A query that uses this keyword returns the dimension properties as part of the row or column headers instead of inside the query result cells. (If you use the MDX sample program to run the query, you won't see the property values because the MDX sample program doesn't support displaying this type of result.) For scanning purposes, sorting the list by the member property values would be convenient because such a sort would make eliminating duplicates in the retrieved member property values much easier. Unfortunately, with Analysis Services, I was unable to get Pivot Table Services to order the results by the member property. Under Analysis Services, the query in Listing 3 fails because it can't find the Education property; this appears to be a bug in Pivot Table Services because the same query works fine without the Order function.

If you were using SQL instead of MDX, the need to find unique member property values would be an obvious occasion to use a GROUP BY clause, but MDX doesn't have an equivalent function. However, this idea brings up a valid non-MDX approach: You could establish a normal (non-multidimensional) ADO connection to the underlying star schema tables and run an SQL query containing a GROUP BY clause to determine the unique member property values.

Fetching all leaf-level items in the dimension and scanning their property values can be slow because the query accesses a lot of data. Also, if you run an MDX query such as the one in Listing 1, you pay a performance price because internally, Pivot Table Services must scan the dimension's leaf level to find the relevant dimension members.

If you're serious about analyzing by member properties, here's a solution that will cure this performance problem: Construct in the cube a new dimension that has all the member properties and their values. You need to create a table in your star schema that has one column for the member property name and one column for the member property value, as Figure 2 shows. This table also needs a key to tie the records back to the appropriate dimension table records. In the FoodMart example, you'd need to tie the member property table back to the Customers table. With this new table, you can construct a new two-level property dimension. The top level has dimension members with the property names, and the leaf level has the member property values.

This new property dimension makes running queries based on member properties extremely fast because the dimension is a regular OLAP dimension. You don't incur any penalties for the dimension being virtual or for any on-the-fly filtering. The downside to this solution is that it is only one dimension; you can't use it to create MDX queries that have one member property on columns and another on rows because a single dimension can't be on two axes.
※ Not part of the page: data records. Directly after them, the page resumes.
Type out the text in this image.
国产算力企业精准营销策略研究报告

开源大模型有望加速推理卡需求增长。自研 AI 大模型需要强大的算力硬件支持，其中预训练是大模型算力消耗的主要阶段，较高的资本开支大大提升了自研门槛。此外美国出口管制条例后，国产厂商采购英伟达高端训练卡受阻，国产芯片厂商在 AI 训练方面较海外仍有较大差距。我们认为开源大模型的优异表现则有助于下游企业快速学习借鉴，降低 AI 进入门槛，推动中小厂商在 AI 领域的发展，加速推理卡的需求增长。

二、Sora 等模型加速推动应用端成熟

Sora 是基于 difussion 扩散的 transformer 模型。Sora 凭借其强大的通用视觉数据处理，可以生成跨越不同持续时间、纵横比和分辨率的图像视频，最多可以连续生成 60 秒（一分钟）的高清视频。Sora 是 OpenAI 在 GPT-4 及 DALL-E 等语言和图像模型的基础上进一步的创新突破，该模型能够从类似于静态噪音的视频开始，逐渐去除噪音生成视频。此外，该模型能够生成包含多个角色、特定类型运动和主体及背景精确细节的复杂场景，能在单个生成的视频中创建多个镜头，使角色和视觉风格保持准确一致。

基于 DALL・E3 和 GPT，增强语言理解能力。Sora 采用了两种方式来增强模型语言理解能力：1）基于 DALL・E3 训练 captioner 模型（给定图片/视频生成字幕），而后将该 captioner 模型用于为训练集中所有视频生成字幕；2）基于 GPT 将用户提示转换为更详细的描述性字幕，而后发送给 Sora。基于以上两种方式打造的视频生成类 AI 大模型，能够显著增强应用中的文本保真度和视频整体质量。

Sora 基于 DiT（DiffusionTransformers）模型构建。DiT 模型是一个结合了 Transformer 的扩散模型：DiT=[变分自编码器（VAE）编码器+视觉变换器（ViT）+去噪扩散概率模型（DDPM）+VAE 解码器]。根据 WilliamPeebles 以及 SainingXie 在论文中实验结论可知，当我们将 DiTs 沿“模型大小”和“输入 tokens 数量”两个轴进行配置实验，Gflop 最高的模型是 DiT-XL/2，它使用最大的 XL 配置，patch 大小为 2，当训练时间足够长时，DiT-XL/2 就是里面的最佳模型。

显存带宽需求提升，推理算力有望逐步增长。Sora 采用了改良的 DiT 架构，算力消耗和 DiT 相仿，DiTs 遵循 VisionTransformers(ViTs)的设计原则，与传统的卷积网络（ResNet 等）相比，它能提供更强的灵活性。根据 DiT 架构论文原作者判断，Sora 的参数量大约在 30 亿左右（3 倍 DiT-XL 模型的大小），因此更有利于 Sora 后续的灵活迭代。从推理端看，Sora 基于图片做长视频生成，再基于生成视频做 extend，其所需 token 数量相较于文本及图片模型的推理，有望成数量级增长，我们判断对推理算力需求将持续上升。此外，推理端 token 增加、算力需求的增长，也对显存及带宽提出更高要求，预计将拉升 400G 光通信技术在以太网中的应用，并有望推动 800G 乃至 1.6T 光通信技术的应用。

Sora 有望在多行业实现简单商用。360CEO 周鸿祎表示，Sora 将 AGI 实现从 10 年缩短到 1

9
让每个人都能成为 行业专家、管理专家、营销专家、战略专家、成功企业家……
Despite this limitation, the property dimension is useful and lets you quickly determine the unique member properties for a subset of another dimension. For example, if you want to determine the unique values of education level in the FoodMart cube, you can simply select the non-empty children of the Education dimension member in the Property dimension.

Another approach to the problem of using many member properties for analysis is to use a combination of the solutions I described. You could create one empty dimension to be populated with calculated members for each value of a member property, then create a property dimension with all the member property values. This approach would let you look at any combination of two member properties in the same query on different axes (rows or columns). You could also use the property dimension to quickly determine the unique member property values needed to create calculated members for the empty dimension.

Most OLAP cubes involve dimensions that should (or do) have member properties because most business entities have several attributes that describe them. For example, products and customers have many characteristics besides their names and the attribute you use to organize the members in their dimension (e.g., FoodMart organizes customers by geographic region). Because all member properties are important, a good analysis solution must offer ways of using these properties to explore the data. A good understanding of member properties can help you provide excellent solutions for property analysis.